The ongoing shortage is motivating many employers to get increasingly creative with their recruitment efforts, Brunner said. Whistler’s Araxi, for instance, took out a full-page ad in Pique’s employment opportunities section last week, offering potential workers 50 per cent off the cost of staff housing this summer.
“We’re seeing those signing bonuses out there; the housing, flexibility in some of the scheduling and shifts that are being offered, adjustments in compensation … and what employers or employers are providing employees as incentives,” Brunner explained.
“It’s not just end-of-season incentives anymore, but it’s referrals for hires, where if staff can refer others that are hired, then they’ll receive a bonus themselves.”
Several factors are contributing to the ongoing shortage, Brunner added, from the pandemic prompting some workers to pivot into other industries to a drop in international workers.
Despite these shortages, the provincial government this week reported that B.C. has surpassed pre-pandemic employment levels, effectively recovering more than 100 per cent of the jobs lost during the COVID-19 pandemic.

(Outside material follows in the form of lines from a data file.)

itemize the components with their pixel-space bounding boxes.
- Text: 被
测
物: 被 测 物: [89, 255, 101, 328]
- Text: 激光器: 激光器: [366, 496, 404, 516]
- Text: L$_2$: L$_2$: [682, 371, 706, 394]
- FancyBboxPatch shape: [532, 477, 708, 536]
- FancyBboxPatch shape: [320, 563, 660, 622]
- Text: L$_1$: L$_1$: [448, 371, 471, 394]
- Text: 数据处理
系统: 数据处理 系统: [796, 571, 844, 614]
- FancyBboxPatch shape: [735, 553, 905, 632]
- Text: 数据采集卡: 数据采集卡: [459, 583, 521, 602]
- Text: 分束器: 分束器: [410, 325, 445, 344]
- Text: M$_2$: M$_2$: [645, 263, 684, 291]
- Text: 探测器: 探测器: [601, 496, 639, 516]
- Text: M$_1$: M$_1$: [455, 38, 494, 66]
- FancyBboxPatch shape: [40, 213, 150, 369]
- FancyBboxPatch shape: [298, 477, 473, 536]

In an emailed statement, a spokesperson for B.C.’s Ministry of Jobs, Economic Recovery and Innovation acknowledged that the province’s accommodation and food services sector—a significant component of its tourism industry—“saw the biggest job growth among all B.C. sectors in June, with 19,200 jobs gained throughout the province.” B.C. also leads all provinces in job recovery in accommodation and food services since the start of the pandemic, with about 88 per cent of jobs recovered, the statement added.
While Whistler hotels haven’t historically faced the same struggles as other local businesses when it comes to finding labour, Hotel Association of Whistler president Saad Hasan said this summer is different.
“You may have pockets of some hotels that have a little bit better staffing than the others, but it is the standard, from what I’m hearing, that staff shortages are affecting our openings,” he said.
“Hotels have staff-to-guest ratios, and we are very careful about that. It’s difficult if you don’t have enough staff, because then if you open it to guests then you will find that the experience is not the same.”
Generally hotels in Whistler have a core foundation of long-term staff, and top up their roster with seasonal workers as needed, Hasan explained. But with much of that foundation comprised of international staff, a significant portion was lost when the pandemic prompted employees to return to their home countries. Now, “what you’re trying to do is build up from absolute ground zero”—without the same international workforce that Whistler once drew, Hasan said.
That said, hotel staff aren’t yet being pushed to their limits by high-occupancy rates, despite the bustling weekend crowds that appear to have returned to Whistler. “What you’re seeing in the village is largely day visitors, because it’s not reflected as strongly in hotel accommodations,“ noted Hasan.
But in terms of B.C.’s reopening, “it’s just early days,” he added.
“[The Hotel Association] accepted what came our way in March of 2020. The drive to get revenues is not at the forefront at the moment for any members. At the moment, the drive is to open as safely as possible [and] give our guests the best experience possible,” Hasan said.